O tweet do ex-ministro Salles é grosseiro e errado. Ele vem com a expressão “Lei Rouanet”, que já é um mito entre os ingênuos apoiadores do governo de plantão. Essa lei, criada no governo Collor (contra quem votei nos dois turnos), veio do esforço de Sergio Paulo Rouanet para tentar salvar um governo que tinha sido desastroso para a área cultural, tendo destruído a produção de cinema no Brasil. Pessoalmente, nunca dependi dessa lei. E sempre soube que ela deve ser bem interpretada e bem usada. Um governo honesto e elegante a melhoraria e faria jus ao nome de quem a criou. Ou a rejeitaria por encontrar formas de incentivo mais eficazes. Não sou afeito a contas e finanças, mas sei que a lei foi criada com bons propósitos. Admiro muito Anitta e em nada admiro as ideias, falas, atos e estilo do ex-ministro Salles.
É ano eleitoral. Acha que é possível o atual governo reabrir canais de diálogo com segmentos como o dos artistas? A saída de Frias poderia ajudar nisso?
Acho que, sendo ano eleitoral, o que temos de fazer é derrubar esse governo que, entre outras coisas, pôs Salles e Frias lá.
Em 1969, no momento mais duro da Ditadura Militar, você foi preso e obrigado a buscar o exílio. Vê paralelos entre aquele momento e o comportamento do atual governo?

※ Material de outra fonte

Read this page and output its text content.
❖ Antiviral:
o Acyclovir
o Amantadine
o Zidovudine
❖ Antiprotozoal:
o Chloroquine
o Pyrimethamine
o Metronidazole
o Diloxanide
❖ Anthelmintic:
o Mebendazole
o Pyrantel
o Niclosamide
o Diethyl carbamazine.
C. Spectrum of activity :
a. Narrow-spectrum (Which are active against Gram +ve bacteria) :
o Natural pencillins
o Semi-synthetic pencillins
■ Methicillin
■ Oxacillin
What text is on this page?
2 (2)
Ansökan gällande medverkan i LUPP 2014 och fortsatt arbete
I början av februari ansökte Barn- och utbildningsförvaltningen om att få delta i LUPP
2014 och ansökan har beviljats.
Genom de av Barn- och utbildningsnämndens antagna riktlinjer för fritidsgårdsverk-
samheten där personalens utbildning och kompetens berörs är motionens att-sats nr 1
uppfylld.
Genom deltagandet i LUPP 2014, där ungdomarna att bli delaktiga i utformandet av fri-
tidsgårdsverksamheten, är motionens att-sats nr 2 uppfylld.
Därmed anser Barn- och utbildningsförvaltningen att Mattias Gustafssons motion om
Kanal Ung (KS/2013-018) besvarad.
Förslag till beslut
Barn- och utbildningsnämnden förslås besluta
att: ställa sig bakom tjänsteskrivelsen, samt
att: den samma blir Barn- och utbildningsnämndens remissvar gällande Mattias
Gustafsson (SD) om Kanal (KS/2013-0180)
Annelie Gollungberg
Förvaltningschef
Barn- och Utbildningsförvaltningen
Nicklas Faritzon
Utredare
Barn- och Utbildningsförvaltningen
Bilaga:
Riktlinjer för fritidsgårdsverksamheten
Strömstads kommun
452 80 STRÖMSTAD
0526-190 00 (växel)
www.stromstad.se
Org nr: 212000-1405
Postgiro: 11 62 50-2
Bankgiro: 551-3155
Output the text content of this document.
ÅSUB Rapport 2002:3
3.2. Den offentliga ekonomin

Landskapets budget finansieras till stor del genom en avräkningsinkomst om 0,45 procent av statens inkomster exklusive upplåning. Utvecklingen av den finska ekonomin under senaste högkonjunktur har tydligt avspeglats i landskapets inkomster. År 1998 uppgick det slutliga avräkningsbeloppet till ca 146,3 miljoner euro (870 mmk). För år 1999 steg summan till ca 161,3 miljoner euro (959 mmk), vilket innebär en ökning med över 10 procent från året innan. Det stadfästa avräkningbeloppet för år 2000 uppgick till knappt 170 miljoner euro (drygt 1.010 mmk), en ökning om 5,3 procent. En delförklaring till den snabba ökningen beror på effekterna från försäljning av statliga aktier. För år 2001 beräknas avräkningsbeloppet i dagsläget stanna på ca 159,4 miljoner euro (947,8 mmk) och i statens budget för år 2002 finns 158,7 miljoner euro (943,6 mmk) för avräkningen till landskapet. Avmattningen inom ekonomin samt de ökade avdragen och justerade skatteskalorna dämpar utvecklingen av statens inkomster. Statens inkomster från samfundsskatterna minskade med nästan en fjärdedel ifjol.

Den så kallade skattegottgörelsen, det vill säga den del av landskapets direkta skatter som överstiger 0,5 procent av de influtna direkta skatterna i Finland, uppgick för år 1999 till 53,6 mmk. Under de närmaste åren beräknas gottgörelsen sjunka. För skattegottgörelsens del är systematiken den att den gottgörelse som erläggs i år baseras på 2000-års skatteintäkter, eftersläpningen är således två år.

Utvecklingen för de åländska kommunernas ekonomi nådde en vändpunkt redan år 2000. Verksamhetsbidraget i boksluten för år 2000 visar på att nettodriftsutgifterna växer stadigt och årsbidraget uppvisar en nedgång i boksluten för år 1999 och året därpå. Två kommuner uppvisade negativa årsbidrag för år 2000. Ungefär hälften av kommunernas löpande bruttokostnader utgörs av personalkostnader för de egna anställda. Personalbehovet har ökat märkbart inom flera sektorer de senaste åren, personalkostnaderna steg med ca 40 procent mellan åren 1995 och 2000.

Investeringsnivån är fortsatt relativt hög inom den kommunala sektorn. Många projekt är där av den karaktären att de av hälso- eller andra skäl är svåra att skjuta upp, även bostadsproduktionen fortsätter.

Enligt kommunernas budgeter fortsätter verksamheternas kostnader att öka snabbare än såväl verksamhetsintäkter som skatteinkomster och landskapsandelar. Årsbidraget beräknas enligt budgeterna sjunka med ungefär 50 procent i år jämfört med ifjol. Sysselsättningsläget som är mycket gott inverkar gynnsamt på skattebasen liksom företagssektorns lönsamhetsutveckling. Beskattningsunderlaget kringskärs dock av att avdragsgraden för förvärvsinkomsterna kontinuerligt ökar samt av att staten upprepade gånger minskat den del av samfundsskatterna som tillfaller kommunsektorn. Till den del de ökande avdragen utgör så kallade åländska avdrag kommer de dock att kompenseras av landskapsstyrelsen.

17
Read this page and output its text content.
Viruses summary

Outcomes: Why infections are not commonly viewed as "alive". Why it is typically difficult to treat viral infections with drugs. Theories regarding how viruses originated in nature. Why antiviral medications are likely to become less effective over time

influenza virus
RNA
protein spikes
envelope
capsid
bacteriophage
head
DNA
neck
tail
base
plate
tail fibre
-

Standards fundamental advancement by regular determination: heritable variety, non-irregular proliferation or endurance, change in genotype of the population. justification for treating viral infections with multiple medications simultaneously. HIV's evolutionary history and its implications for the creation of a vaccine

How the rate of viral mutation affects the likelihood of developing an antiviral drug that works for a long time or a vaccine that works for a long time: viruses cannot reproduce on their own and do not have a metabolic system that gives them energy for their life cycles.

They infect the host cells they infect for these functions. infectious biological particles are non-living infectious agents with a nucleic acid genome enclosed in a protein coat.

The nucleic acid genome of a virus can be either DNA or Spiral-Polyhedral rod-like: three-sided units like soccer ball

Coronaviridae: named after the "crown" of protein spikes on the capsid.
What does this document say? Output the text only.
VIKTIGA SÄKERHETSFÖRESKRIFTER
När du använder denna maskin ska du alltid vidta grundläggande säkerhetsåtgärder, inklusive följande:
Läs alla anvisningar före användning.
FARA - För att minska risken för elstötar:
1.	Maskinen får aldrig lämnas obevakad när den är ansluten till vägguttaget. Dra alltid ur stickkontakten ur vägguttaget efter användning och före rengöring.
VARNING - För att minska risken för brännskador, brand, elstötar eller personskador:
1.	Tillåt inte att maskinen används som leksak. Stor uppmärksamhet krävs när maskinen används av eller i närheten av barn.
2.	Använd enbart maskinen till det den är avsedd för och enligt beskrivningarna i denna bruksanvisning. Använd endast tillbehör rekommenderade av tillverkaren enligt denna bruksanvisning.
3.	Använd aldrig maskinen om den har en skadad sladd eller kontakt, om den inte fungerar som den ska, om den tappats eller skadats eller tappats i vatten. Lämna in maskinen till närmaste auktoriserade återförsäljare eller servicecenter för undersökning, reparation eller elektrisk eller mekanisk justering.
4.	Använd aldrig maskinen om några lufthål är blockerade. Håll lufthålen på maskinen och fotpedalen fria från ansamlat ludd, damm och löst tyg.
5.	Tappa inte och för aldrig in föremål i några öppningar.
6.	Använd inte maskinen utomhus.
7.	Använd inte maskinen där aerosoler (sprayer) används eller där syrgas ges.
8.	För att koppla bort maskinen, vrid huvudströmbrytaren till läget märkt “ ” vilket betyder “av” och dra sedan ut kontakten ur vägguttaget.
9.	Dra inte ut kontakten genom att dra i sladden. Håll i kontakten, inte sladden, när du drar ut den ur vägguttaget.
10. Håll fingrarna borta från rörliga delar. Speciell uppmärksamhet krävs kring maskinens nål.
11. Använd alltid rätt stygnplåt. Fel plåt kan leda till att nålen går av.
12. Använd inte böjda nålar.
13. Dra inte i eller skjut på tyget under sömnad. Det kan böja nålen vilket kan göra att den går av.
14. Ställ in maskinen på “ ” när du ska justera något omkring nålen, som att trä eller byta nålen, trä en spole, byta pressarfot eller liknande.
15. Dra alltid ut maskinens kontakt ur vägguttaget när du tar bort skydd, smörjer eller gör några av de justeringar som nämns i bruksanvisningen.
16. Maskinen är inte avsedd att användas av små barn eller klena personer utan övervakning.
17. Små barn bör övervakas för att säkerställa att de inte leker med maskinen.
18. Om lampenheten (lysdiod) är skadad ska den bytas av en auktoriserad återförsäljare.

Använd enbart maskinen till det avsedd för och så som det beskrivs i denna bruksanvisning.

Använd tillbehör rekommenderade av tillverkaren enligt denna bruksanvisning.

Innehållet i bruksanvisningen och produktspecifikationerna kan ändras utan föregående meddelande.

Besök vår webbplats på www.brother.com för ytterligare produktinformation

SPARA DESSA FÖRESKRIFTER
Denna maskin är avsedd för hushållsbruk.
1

Gil e eu fomos presos em dezembro de 1968, logo após o AI-5. Ficamos na cadeia até fevereiro de 1969. O atual governo nasceu de uma revisão absurda da história da ditadura militar. O sujeito que veio a se tornar presidente dedicou seu voto favorável ao impeachment de Dilma ao torturador Ustra. Seu vice disse, em entrevista televisiva pré-eleição, que Geisel foi único que errou. Entendi que ele detesta o projeto de abertura que, confirmando uma profecia de Glauber Rocha, Geisel pôs em prática. Não gosto nem de Delfim dizendo que votaria de novo pelo AI-5. Sou democrata, embora não mais um liberal democrata. Acho que o Brasil tem de tornar os atos do poder público igualitários e criativos e parar com o deslumbre pelas forças privadas. Precisa curar-se do delírio neoliberal. O governo que temos agora não tem paralelo com a ditadura, tem saudade dela, paixão pela deformação do poder público. É o avesso do que devemos ser.
Qual a sua expectativa para as eleições deste ano?
Parece provável que Bolsonaro perca. Mas não é certo. De todo modo, mesmo que ele saia, a sociedade brasileira precisa mostrar-se mais forte do que a neurose coletiva que alimenta o bolsonarismo.